Why LLMs hallucinate

Hallucination is when a model generates text that sounds plausible but is factually wrong. This is not a bug that will be fixed -- it is a natural consequence of how these models work.

An LLM does not look up facts. It predicts text that is statistically likely to follow from the input. If you ask "Who wrote the novel Blueberry Fields?" and no such novel exists, the model will still produce a confident-sounding answer, because it has learned the pattern of answering questions with author names.

The model has no mechanism for distinguishing between "I know this" and "this sounds right." It generates plausible continuations of text. Sometimes plausible and correct overlap. Sometimes they don't.

This is why LLMs should not be trusted as authoritative sources without verification, especially for specific facts, dates, URLs, citations, or legal/medical claims.

Why they feel human

LLMs produce text that reads as natural, conversational, and sometimes emotionally resonant. This happens because they were trained on human-written text -- billions of examples of how people write, argue, explain, joke, and express themselves.

The model learned to mirror human patterns of communication. When it says "I think" or "I'm not sure," it is reproducing a linguistic pattern, not reporting an internal state.
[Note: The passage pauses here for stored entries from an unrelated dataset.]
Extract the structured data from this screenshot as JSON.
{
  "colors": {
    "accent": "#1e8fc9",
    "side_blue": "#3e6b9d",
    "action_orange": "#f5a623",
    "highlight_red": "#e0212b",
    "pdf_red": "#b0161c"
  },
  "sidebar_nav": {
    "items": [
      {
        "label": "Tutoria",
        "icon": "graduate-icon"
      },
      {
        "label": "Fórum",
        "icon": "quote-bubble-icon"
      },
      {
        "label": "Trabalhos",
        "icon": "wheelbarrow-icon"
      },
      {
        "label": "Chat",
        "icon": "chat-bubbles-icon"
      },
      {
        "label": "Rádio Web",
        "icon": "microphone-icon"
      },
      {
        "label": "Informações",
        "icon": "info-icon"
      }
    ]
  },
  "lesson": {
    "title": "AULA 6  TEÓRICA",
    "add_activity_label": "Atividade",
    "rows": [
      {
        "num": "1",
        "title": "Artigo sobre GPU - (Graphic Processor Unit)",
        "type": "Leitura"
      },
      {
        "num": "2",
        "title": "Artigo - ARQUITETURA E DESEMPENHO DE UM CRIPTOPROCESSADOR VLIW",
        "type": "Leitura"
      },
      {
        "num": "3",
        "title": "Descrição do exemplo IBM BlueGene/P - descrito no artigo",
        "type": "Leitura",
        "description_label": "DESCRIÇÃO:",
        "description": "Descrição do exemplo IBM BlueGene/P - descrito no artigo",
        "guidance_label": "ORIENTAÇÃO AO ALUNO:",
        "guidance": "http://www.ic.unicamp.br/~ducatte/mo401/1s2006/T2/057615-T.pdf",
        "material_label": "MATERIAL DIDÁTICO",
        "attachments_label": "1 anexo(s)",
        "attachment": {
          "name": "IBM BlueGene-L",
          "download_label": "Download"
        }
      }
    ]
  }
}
When it writes a compelling argument, it is generating text that matches the statistical patterns of compelling arguments it saw during training.

This can be useful -- the output is readable and natural. But it can also be misleading, because human readers instinctively attribute understanding, intention, and awareness to text that reads as if it was written by a thinking person.

Why they are not sentient

LLMs have no subjective experience, no awareness, no desires, and no continuity between conversations.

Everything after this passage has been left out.